Lagi-lagi Ra In menyeka matanya. Total dua puluh kali perempuan itu melakukannya. Setelah mendengar semua cerita dari Min Rae tentang kejadian setelah ia meninggalkan rumah, Ra In menjadi semakin menyalahkan dirinya sendiri.
Andai saja waktu itu ia mendengar penjelasan Jungkook. Mungkin Jungkook tidak akan mengalami koma seperti ini.
Ra In memandang ragu wajah Minhyun didepannya. Bibirnya terasa amat ketat dan tidak bisa digerakkan. Ia ingin meminta maaf pada Minhyun tapi tubuhnya menolak.
"Ra In...Sekarang kau tau bahwa Myeon Ji adalah istriku bukan? Jadi, kau tidak perlu merasa ragu pada Jungkook" Minhyun meraih tangan Ra In yang basah karena air mata.
"Oppa...Mianhe" akhirnya kata itu lolos dari bibir Ra In meski dengan sedikit bergetar. Hingga tangisnya pecah seketika.
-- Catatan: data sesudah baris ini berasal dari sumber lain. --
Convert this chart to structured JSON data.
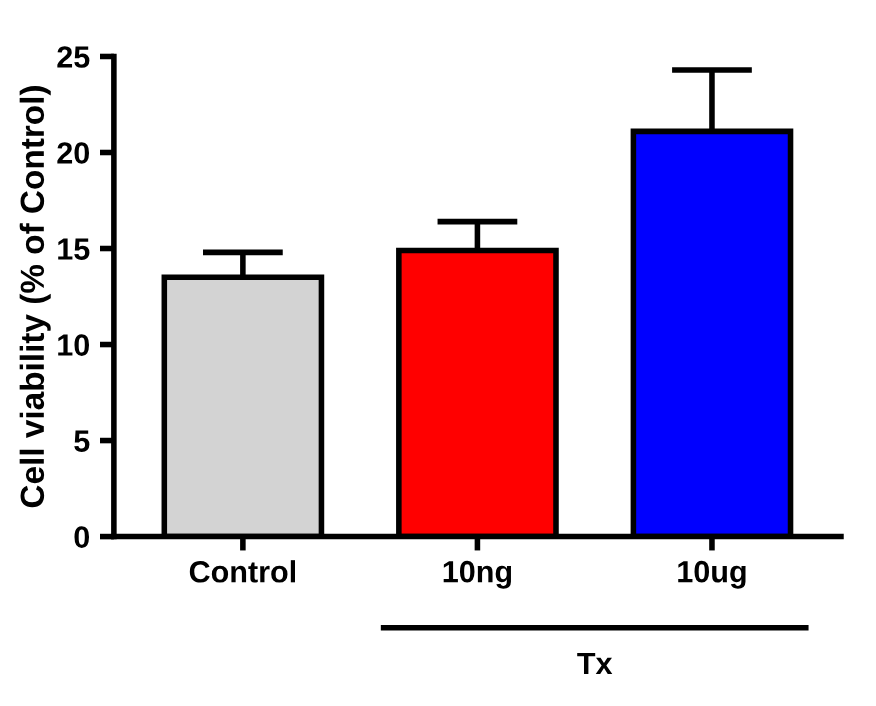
{
  "chart_data": {
    "type": "bar",
    "ylabel": "Cell viability (% of Control)",
    "categories": [
      "Control",
      "10ng",
      "10ug"
    ],
    "values": [
      13.5,
      14.9,
      21.1
    ],
    "colors": [
      "#d3d3d3",
      "#ff0000",
      "#0000ff"
    ],
    "errors": [
      1.3,
      1.5,
      3.2
    ],
    "ylim": [
      0,
      25
    ],
    "yticks": [
      0,
      5,
      10,
      15,
      20,
      25
    ],
    "annotations": [
      "Tx"
    ],
    "grid": false,
    "legend": false
  }
}
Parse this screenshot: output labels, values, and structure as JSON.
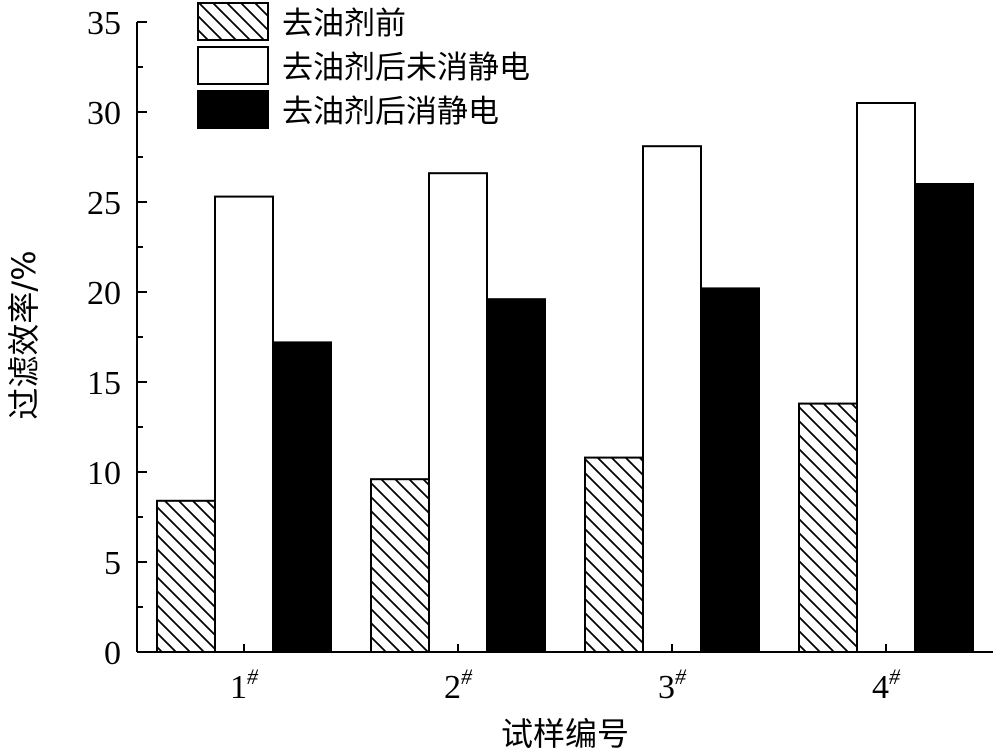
{
  "chart_data": {
    "type": "bar",
    "categories": [
      "1",
      "2",
      "3",
      "4"
    ],
    "category_superscript": "#",
    "series": [
      {
        "name": "去油剂前",
        "values": [
          8.4,
          9.6,
          10.8,
          13.8
        ],
        "fill": "hatch"
      },
      {
        "name": "去油剂后未消静电",
        "values": [
          25.3,
          26.6,
          28.1,
          30.5
        ],
        "fill": "#ffffff"
      },
      {
        "name": "去油剂后消静电",
        "values": [
          17.2,
          19.6,
          20.2,
          26.0
        ],
        "fill": "#000000"
      }
    ],
    "xlabel": "试样编号",
    "ylabel": "过滤效率/%",
    "ylim": [
      0,
      35
    ],
    "yticks": [
      "0",
      "5",
      "10",
      "15",
      "20",
      "25",
      "30",
      "35"
    ],
    "ytick_values": [
      0,
      5,
      10,
      15,
      20,
      25,
      30,
      35
    ],
    "legend_position": "top-left",
    "grid": false
  }
}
Minhyun tidak bisa membiarkan Ra In menangis lagi. Matanya sudah bengkak. Maka Minhyun menarik Ra In dan memeluknya. Hanya sebentar lalu melerainya. Minhyun yang sekarang berbeda dengan Minhyun dulu yang masih terbawa perasaan pada Ra In. Minhyun sadar ia sudah memiliki wanita lain. Dan akan menjaga hubungannya.
"Kau bilang tadi Jungkook sudah sadar kan?" tanya Min Rae mengalihkan pembicaraan.
Ra In menggeleng lemas. Ia pikir juga Jungkook akan terbangun. Tapi sudah dua jam sejak Ra In mendengar Jungkook memanggil namanya, suaminya itu belum juga membuka mata.
...
Amel hampir saja akan terjatuh kalau Suga tidak segera menarik lengannya. Jantung Suga sudah akan terlepas kalau sampai hal itu benar terjadi. Bagaimana nasib anaknya didalam sana.
"Gwenchana?" tanya Suga halus memegangi bahu istrinya sedangkan tangan lainnya mengelus perut Amel yang bahkan masih terlihat rata.
Amel tersenyum dengan wajah pucatnya yang masih berusaha menenangkan emosinya.
"Aku tadi syok"
"Jalan pelan-pelan"
Amel mengangguk dan memegangi tangan Suga sebagai penuntunnya. Mereka membuka perlahan ruang rawat Jungkook.
Pria itu masih setia terbaring dengan mata terpejam diatas bangsal rumah sakit. Dengan bunyi alat EKG mengisi keheningan. Rasanya semua ini Deja vu. Bukankah terasa seperti mengingat Jimin dulu?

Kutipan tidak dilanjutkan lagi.